Media Prima - Strong 2Q results on the back of non-traditional advertisements BUY

kiasutrader
Publish date: Thu, 29 Aug 2013, 11:10 AM

-  We maintain our BUY recommendation on Media Prima (MPR), with an unchanged fair value of RM3.17/share, based on a 10% discount to our DCF valuation.

-  MPR reported earnings of RM60mil for 2QFY13, bringing the total to RM87mil for 1HFY13. This accounts for 39% and 40% of our and consensus estimates. We deem the result to be in line with expectations, as the second half of the year is seasonally stronger. MPR declared a first interim dividend of 3 sen/share.

-  1HFY13 earnings saw a YoY growth of 12.5%, as the TV segment recovered from contractions experienced in 1HFY12 and its net revenue adex grew by 9%. Its print segment benefited from its strong readership in Malay market, which led to higher net advertising and circulation revenue of 4% and 2%, respectively.

-  2Q earnings rose tremendously QoQ by 122%, mainly driven by the TV segment which saw a rise of 44% in advertisement revenue due to non-traditional advertisements. Its core segments, TV and print, contributed 41% and 43% to its top line, respectively.

-  We understand that its traditional outdoor segment, which saw a growth of 12% in earnings in 1HFY13, are facing challenges due to ongoing construction works such as the building of MRT stations and widening of expressways. On the flipside, MPR has rolled out its digital outdoor advertising boards which enable it to secure more advertisers, as it can now cater to 3-5 advertisers per board, compared to a static board that only caters to 1. This also allows MPR to charge a premium, due to improved graphic quality, as well the boards’ strategic locations in high traffic areas.
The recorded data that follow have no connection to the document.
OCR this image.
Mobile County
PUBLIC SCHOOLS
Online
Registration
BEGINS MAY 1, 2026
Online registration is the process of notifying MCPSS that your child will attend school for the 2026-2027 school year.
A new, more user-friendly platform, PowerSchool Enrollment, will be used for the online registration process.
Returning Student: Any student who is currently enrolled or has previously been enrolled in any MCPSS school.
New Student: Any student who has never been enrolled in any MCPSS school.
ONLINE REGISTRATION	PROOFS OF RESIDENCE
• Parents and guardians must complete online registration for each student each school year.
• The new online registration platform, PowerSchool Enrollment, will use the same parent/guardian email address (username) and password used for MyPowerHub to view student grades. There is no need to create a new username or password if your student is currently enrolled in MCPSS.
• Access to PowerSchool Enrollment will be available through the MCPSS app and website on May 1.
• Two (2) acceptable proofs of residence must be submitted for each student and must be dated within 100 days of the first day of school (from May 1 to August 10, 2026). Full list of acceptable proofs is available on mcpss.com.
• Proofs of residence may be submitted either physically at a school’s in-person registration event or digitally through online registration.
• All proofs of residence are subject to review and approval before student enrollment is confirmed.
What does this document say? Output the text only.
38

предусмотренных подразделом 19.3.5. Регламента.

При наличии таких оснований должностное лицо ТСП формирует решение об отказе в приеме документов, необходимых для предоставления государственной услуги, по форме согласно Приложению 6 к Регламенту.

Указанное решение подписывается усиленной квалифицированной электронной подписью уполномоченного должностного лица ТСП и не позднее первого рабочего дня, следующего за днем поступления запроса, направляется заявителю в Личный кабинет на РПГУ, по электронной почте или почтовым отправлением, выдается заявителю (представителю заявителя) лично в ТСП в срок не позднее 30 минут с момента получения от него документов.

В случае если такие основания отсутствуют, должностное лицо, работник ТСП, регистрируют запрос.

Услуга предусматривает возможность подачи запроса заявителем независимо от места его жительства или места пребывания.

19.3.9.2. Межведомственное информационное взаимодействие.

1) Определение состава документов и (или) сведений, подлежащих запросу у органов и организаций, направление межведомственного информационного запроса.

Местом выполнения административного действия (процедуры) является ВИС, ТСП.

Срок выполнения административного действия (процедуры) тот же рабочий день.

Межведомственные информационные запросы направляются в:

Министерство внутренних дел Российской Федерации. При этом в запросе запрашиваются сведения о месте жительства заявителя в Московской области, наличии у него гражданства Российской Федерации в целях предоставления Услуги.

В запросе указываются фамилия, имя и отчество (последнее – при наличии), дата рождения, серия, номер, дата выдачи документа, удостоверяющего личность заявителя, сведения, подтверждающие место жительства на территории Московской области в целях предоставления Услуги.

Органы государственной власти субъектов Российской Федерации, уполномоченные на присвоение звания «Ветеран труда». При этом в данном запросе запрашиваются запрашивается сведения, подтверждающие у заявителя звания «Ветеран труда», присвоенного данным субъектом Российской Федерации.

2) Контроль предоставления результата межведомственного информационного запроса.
-  Its online video portal, Tonton, achieved its target of 3mil subscribers. MPR has launched its premium content for the video portal, which is only exclusive to Tonton. However, its digital segment recorded a loss of RM2.5mil, as revenue growth could not keep up with higher operating costs i.e. content and bandwidth cost that came with increased viewership at the moment.

-  Going forward, MPR will continue to invest in quality and relevant content to grow earnings and reduce its dependence on TV, radio and print adex which contribute more than 80% of MPR’s total revenue.

-  We continue to like MPR for its:- (i) fully diversified media platform; (ii) dominant position in the Malay-language print segment; and (iii) virtual monopoly in the FTA TV segment with the lion share of more than 85%. The stock currently trades at a PE of 12x FY13 earnings.